Deep Learning–based Fast Spectral Inversion of Hα and Ca ii 8542 Line Spectra

• Published in: The Astrophysical journal Vol. 940; no. 2; pp. 147 - 162
• Main Authors: Lee, Kyoung-Sun, Chae, Jongchul, Park, Eunsu, Moon, Yong-Jae, Kwak, Hannah, Cho, Kyuhyoun
• Format: Journal Article
• Language: English
• Published: Philadelphia The American Astronomical Society 01.12.2022; IOP Publishing
• Subjects: Absorption; Artificial neural networks; Astrophysics; Chromosphere; Computing time; H alpha line; Inversion; Line spectra; Machine learning; Mathematical models; Multilayers; Neural networks; Parameters; Physical properties; Raster scanning; Solar chromosphere; Spectroscopy
• ISSN: 0004-637X; 1538-4357
• DOI: 10.3847/1538-4357/ac9c60

Abstract A multilayer spectral inversion (MLSI) model has recently been proposed for inferring the physical parameters of plasmas in the solar chromosphere from strong absorption lines taken by the Fast Imaging Solar Spectrograph (FISS).

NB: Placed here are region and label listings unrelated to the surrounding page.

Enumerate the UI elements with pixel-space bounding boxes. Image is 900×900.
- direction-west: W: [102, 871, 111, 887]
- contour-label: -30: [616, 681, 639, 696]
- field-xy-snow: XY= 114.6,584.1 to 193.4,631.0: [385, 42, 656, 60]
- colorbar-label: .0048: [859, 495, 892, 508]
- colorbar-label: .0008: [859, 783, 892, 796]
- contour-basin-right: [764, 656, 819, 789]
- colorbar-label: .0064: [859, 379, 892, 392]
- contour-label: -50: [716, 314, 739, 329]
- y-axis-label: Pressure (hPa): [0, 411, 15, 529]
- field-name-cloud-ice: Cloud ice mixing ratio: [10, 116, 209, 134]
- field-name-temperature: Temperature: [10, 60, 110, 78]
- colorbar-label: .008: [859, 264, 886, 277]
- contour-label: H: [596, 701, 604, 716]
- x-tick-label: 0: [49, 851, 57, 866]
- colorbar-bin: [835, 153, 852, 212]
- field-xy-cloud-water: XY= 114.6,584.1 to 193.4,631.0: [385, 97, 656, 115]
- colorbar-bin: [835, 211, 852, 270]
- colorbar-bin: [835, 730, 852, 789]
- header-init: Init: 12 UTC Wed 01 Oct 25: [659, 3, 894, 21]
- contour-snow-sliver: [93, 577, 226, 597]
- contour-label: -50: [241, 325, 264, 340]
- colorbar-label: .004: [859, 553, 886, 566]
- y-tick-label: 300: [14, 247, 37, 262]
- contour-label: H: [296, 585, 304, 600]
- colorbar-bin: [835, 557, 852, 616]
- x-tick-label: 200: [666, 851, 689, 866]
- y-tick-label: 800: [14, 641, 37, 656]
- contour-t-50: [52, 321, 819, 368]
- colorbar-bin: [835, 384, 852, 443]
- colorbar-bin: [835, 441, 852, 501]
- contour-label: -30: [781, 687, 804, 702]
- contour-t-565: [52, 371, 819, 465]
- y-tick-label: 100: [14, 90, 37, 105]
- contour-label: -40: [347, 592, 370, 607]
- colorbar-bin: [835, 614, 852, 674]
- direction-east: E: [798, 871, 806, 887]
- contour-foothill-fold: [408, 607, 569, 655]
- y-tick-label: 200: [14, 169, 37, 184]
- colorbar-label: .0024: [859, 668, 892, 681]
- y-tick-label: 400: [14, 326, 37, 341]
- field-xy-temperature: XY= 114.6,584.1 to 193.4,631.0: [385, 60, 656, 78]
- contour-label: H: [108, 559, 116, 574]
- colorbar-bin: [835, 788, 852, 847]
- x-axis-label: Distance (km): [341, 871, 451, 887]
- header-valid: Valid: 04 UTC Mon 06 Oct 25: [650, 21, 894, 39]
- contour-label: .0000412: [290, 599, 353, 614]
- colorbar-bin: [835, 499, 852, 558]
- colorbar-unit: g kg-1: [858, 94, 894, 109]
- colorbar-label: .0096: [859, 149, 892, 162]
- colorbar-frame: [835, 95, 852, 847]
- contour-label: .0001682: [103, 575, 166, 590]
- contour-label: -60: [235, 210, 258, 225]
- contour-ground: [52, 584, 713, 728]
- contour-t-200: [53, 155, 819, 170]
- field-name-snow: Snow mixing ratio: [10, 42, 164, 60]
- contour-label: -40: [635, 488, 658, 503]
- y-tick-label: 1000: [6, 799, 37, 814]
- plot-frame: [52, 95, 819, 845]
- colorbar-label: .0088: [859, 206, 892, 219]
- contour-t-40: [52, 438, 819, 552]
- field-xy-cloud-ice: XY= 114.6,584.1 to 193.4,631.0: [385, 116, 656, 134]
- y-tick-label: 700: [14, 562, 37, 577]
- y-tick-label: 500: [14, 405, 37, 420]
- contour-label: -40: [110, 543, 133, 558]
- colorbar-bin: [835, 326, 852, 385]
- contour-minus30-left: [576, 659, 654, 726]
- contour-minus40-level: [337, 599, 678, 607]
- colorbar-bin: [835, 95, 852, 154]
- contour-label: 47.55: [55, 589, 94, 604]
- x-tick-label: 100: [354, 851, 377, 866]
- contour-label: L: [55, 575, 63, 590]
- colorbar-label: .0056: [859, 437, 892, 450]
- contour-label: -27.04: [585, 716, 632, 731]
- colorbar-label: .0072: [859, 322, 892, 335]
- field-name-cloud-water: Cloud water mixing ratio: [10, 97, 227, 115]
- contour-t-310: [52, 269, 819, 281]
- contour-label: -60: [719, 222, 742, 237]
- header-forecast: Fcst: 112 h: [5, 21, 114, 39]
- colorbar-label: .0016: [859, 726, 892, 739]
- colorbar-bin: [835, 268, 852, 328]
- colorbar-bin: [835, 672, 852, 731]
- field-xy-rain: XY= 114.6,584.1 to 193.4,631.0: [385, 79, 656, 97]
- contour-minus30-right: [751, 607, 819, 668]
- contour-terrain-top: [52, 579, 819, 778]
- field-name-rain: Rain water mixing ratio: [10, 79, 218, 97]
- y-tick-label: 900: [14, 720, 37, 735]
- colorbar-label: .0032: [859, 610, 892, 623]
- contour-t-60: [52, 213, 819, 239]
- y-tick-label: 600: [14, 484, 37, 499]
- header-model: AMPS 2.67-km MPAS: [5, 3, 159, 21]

We apply a deep neural network (DNN) technique in order to produce the MLSI outputs with reduced computational costs. We train the model using two absorption lines, H α and Ca ii 8542 Å, taken by FISS, and 13 physical parameters obtained from the application of MLSI to 49 raster scans (∼2,000,000 spectra). We use a fully connected network with skip connections and multi-branch architecture to avoid the problem of vanishing gradients and to improve the model’s performance. Our test shows that the DNN successfully reproduces the physical parameters for each line with high accuracy and a computing time of about 0.3–0.4 ms per line, which is about 250 times faster than the direct application of MLSI. We also confirm that the DNN reliably reproduces the temporal variations of the physical parameters generated by the MLSI inversion. By taking advantage of the high performance of the DNN, we plan to provide physical parameter maps for all the FISS observations, in order to understand the chromospheric plasma conditions in various solar features.